La duda y la inseguridad rondan inevitablemente al cristiano no católico, que lee las


Escrituras en libre examen, que carece de guía jerárquica, de leyes eclesiales, de penitencia
sacramental. La disciplina eclesial católica, por el contrario, suscita y expresa una vivencia
comunitaria y objetiva del Evangelio: es un camino para andar juntos, es una casa donde convivir.
Dígase lo que se quiera, los ambientes disciplinados, jerarquizados, estructurados, con tradiciones,
fiestas, doctrinas, leyes y costumbres, suelen ser alegres y sanos, mientras que son tristes e insanos
los ambientes individualistas y subjetivos, informes y cambiantes, arbitrarios y anómicos. Esto es
así. Los primeros son ambientes conformes a la naturaleza humana, los segundos son contra naturam.
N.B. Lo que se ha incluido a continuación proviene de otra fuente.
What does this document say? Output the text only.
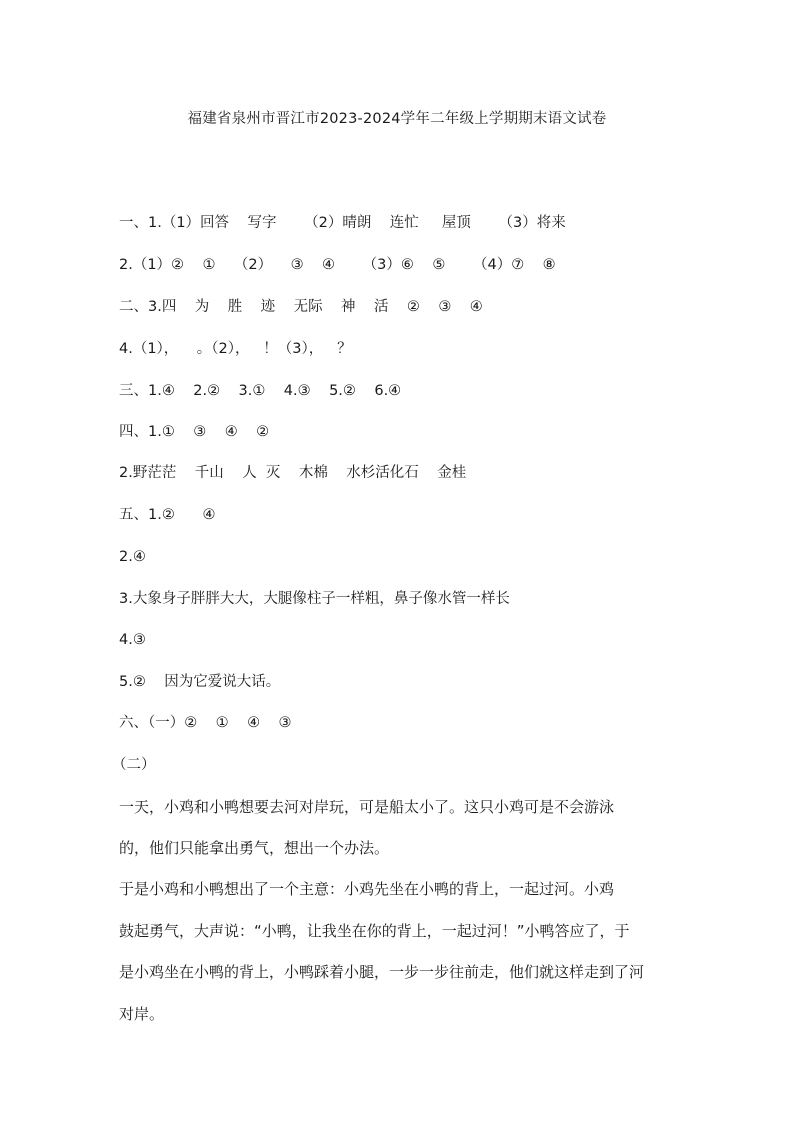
福建省泉州市晋江市2023-2024学年二年级上学期期末语文试卷
一、1.（1）回答    写字      （2）晴朗    连忙     屋顶      （3）将来
2.（1）②    ①    （2）    ③    ④      （3）⑥    ⑤      （4）⑦    ⑧
二、3.四    为    胜    迹    无际    神    活    ②    ③    ④
4.（1），    。（2），   ！（3），   ？
三、1.④    2.②    3.①    4.③    5.②    6.④
四、1.①    ③    ④    ②
2.野茫茫    千山    人  灭    木棉    水杉活化石    金桂
五、1.②      ④
2.④
3.大象身子胖胖大大，大腿像柱子一样粗，鼻子像水管一样长
4.③
5.②    因为它爱说大话。
六、（一）②    ①    ④    ③
（二）
一天，小鸡和小鸭想要去河对岸玩，可是船太小了。这只小鸡可是不会游泳
的，他们只能拿出勇气，想出一个办法。
于是小鸡和小鸭想出了一个主意：小鸡先坐在小鸭的背上，一起过河。小鸡
鼓起勇气，大声说：“小鸭，让我坐在你的背上，一起过河！”小鸭答应了，于
是小鸡坐在小鸭的背上，小鸭踩着小腿，一步一步往前走，他们就这样走到了河
对岸。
–La ley eclesial defiende a los débiles, a los ignorantes, a los que no tienen poder ni en el mundo
ni en la Iglesia. Los defiende de sí mismos, pues sin ella quedarían abandonados a su mediocridad.
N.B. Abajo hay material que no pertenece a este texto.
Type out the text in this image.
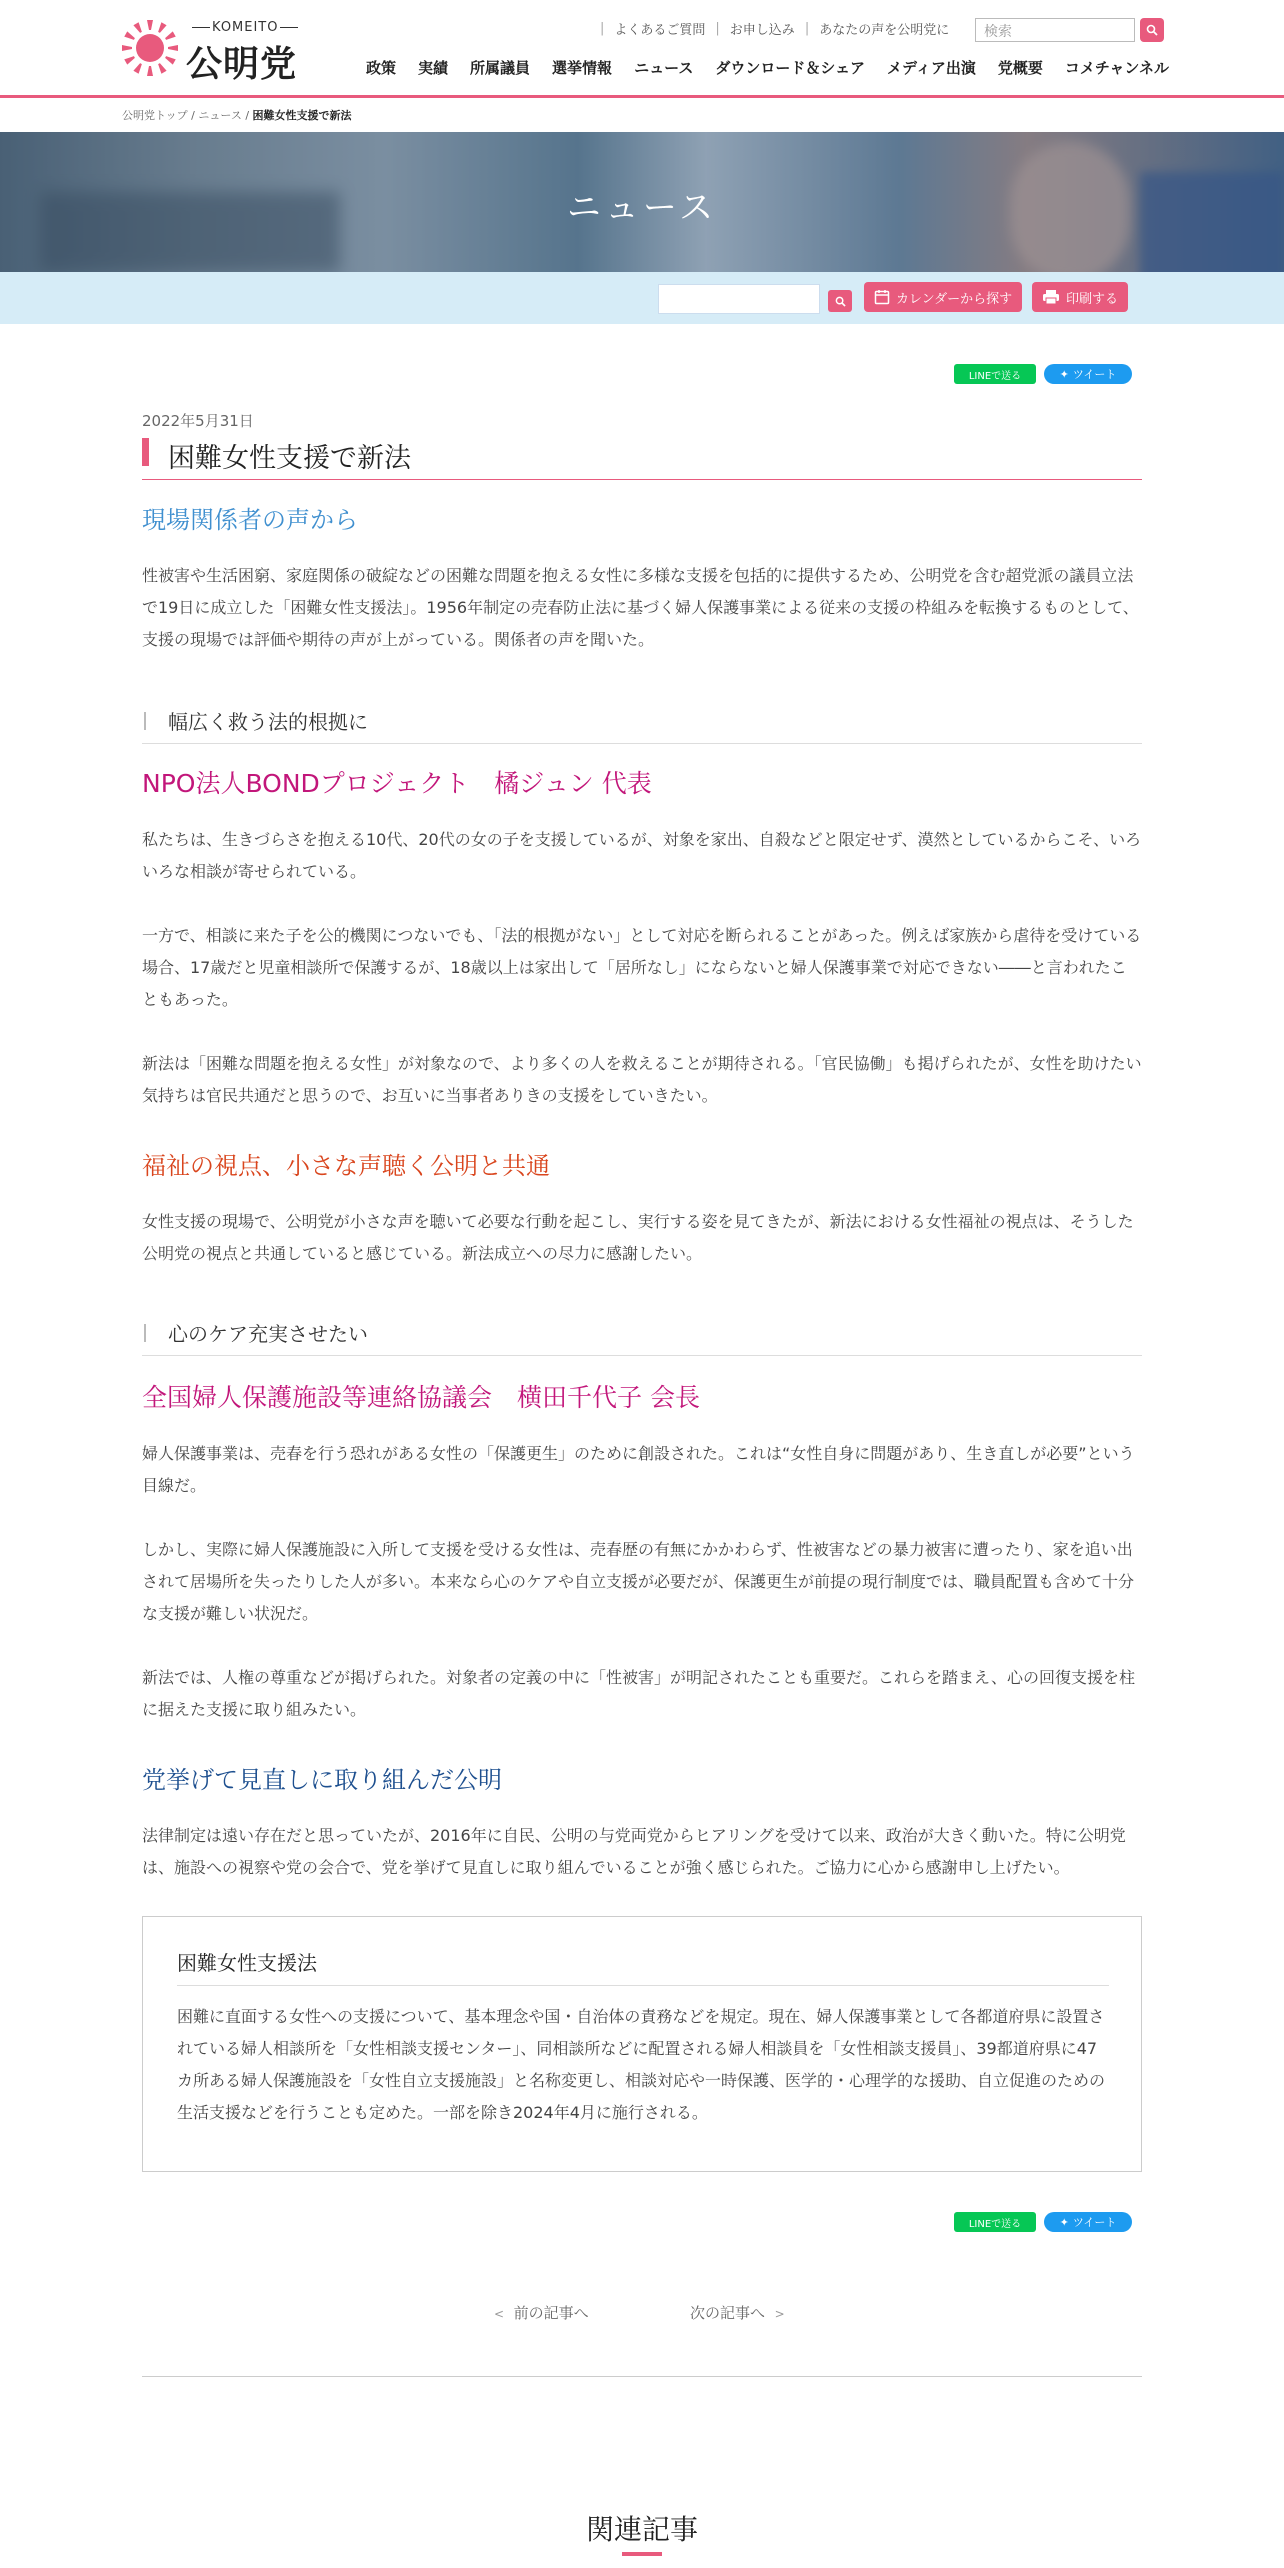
KOMEITO
公明党
| よくあるご質問 | お申し込み | あなたの声を公明党に	検索
政策 実績 所属議員 選挙情報 ニュース ダウンロード＆シェア メディア出演 党概要 コメチャンネル
公明党トップ / ニュース / 困難女性支援で新法
ニュース
カレンダーから探す	印刷する
LINEで送る	✦ ツイート
2022年5月31日
困難女性支援で新法
現場関係者の声から

性被害や生活困窮、家庭関係の破綻などの困難な問題を抱える女性に多様な支援を包括的に提供するため、公明党を含む超党派の議員立法で19日に成立した「困難女性支援法」。1956年制定の売春防止法に基づく婦人保護事業による従来の支援の枠組みを転換するものとして、支援の現場では評価や期待の声が上がっている。関係者の声を聞いた。

幅広く救う法的根拠に
NPO法人BONDプロジェクト　橘ジュン 代表

私たちは、生きづらさを抱える10代、20代の女の子を支援しているが、対象を家出、自殺などと限定せず、漠然としているからこそ、いろいろな相談が寄せられている。

一方で、相談に来た子を公的機関につないでも、「法的根拠がない」として対応を断られることがあった。例えば家族から虐待を受けている場合、17歳だと児童相談所で保護するが、18歳以上は家出して「居所なし」にならないと婦人保護事業で対応できない――と言われたこともあった。

新法は「困難な問題を抱える女性」が対象なので、より多くの人を救えることが期待される。「官民協働」も掲げられたが、女性を助けたい気持ちは官民共通だと思うので、お互いに当事者ありきの支援をしていきたい。

福祉の視点、小さな声聴く公明と共通

女性支援の現場で、公明党が小さな声を聴いて必要な行動を起こし、実行する姿を見てきたが、新法における女性福祉の視点は、そうした公明党の視点と共通していると感じている。新法成立への尽力に感謝したい。

心のケア充実させたい
全国婦人保護施設等連絡協議会　横田千代子 会長

婦人保護事業は、売春を行う恐れがある女性の「保護更生」のために創設された。これは“女性自身に問題があり、生き直しが必要”という目線だ。

しかし、実際に婦人保護施設に入所して支援を受ける女性は、売春歴の有無にかかわらず、性被害などの暴力被害に遭ったり、家を追い出されて居場所を失ったりした人が多い。本来なら心のケアや自立支援が必要だが、保護更生が前提の現行制度では、職員配置も含めて十分な支援が難しい状況だ。

新法では、人権の尊重などが掲げられた。対象者の定義の中に「性被害」が明記されたことも重要だ。これらを踏まえ、心の回復支援を柱に据えた支援に取り組みたい。

党挙げて見直しに取り組んだ公明

法律制定は遠い存在だと思っていたが、2016年に自民、公明の与党両党からヒアリングを受けて以来、政治が大きく動いた。特に公明党は、施設への視察や党の会合で、党を挙げて見直しに取り組んでいることが強く感じられた。ご協力に心から感謝申し上げたい。

困難女性支援法

困難に直面する女性への支援について、基本理念や国・自治体の責務などを規定。現在、婦人保護事業として各都道府県に設置されている婦人相談所を「女性相談支援センター」、同相談所などに配置される婦人相談員を「女性相談支援員」、39都道府県に47カ所ある婦人保護施設を「女性自立支援施設」と名称変更し、相談対応や一時保護、医学的・心理学的な援助、自立促進のための生活支援などを行うことも定めた。一部を除き2024年4月に施行される。

LINEで送る	✦ ツイート
< 前の記事へ	次の記事へ >
関連記事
Los defiende también de las presiones arbitrarias de personas o grupos ilustrados, asilvestrados, no
socializados en la verdadera Iglesia, a los cuales no sabrían resistir. Y más aún, también defiende la
ley canónica a las personas o comunidades de aquellos Pastores sagrados que abusan de su autoridad
o que no resuelven los conflictos según justicia y derecho, sino según personalismos arbitrarios y
conciliaciones ignominiosas. Cuando ciertas Autoridades eclesiásticas no respetan ni aplican la ley
canónica, cuando gobiernan fuera de la ley o contra ella, se producen graves daños en personas e
instituciones, que a veces solo pueden ser superados por la fiel aplicación de las propias normas de
la Iglesia.

–La ley es un medio salvífico temporal, histórico, que cesa en la plenitud del Reino, donde
«Dios será todo en todos» (1Cor 15,28). Es ahora cuando normas y leyes son necesarias en la
sociedad familiar, escolar, cívica o religiosa.
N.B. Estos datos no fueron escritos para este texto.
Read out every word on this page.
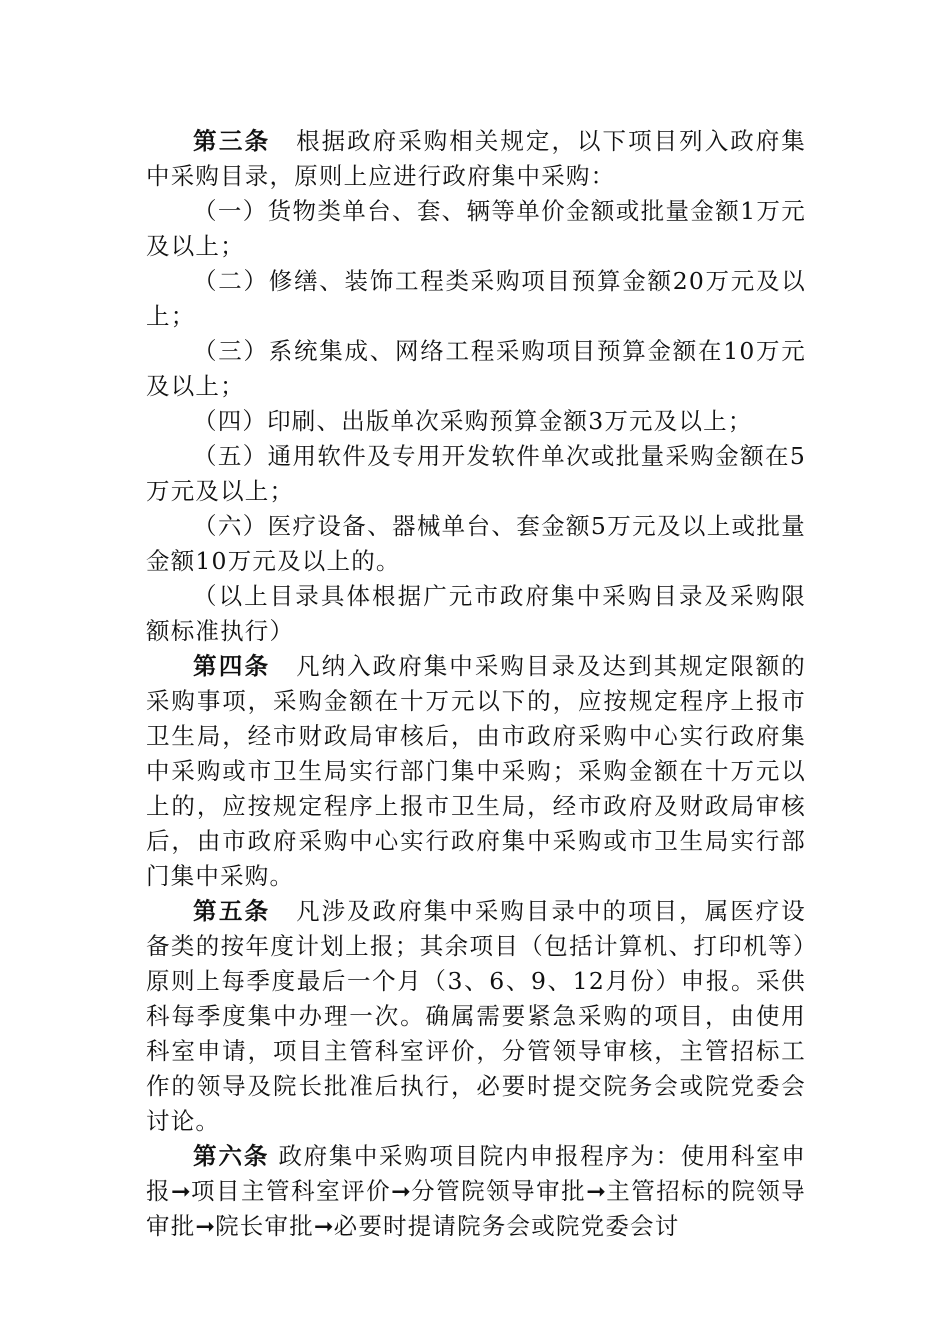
第三条　根据政府采购相关规定，以下项目列入政府集中采购目录，原则上应进行政府集中采购：

（一）货物类单台、套、辆等单价金额或批量金额1万元及以上；

（二）修缮、装饰工程类采购项目预算金额20万元及以上；

（三）系统集成、网络工程采购项目预算金额在10万元及以上；

（四）印刷、出版单次采购预算金额3万元及以上；

（五）通用软件及专用开发软件单次或批量采购金额在5万元及以上；

（六）医疗设备、器械单台、套金额5万元及以上或批量金额10万元及以上的。

（以上目录具体根据广元市政府集中采购目录及采购限额标准执行）

第四条　凡纳入政府集中采购目录及达到其规定限额的采购事项，采购金额在十万元以下的，应按规定程序上报市卫生局，经市财政局审核后，由市政府采购中心实行政府集中采购或市卫生局实行部门集中采购；采购金额在十万元以上的，应按规定程序上报市卫生局，经市政府及财政局审核后，由市政府采购中心实行政府集中采购或市卫生局实行部门集中采购。

第五条　凡涉及政府集中采购目录中的项目，属医疗设备类的按年度计划上报；其余项目（包括计算机、打印机等）原则上每季度最后一个月（3、6、9、12月份）申报。采供科每季度集中办理一次。确属需要紧急采购的项目，由使用科室申请，项目主管科室评价，分管领导审核，主管招标工作的领导及院长批准后执行，必要时提交院务会或院党委会讨论。

第六条 政府集中采购项目院内申报程序为：使用科室申报➞项目主管科室评价➞分管院领导审批➞主管招标的院领导审批➞院长审批➞必要时提请院务会或院党委会讨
El padre Congar decía que «una pura Iglesia del Espíritu es una tentación en la que muchos
movimientos sectarios han caído; pero es una tentación. La Iglesia terrestre no es solamente realidad
de comunión, sino también instrumento y sacramento de esta comunión. La Tradición afirma sin
cesar que omnis prælatura cessabit, en el sentido de que en la escatología no habrá ya jerarquía
–sólo la de la santidad–, ni dogmas, ni sacramentos, ni derecho canónico, ni ningún medio exterior
de este género. Ni siquiera habrá evangelio, en el sentido de un texto que se lee, pues el mismo
Verbo se comunicará a todos, luminoso y viviente» (Variations sur le theme loi-grace).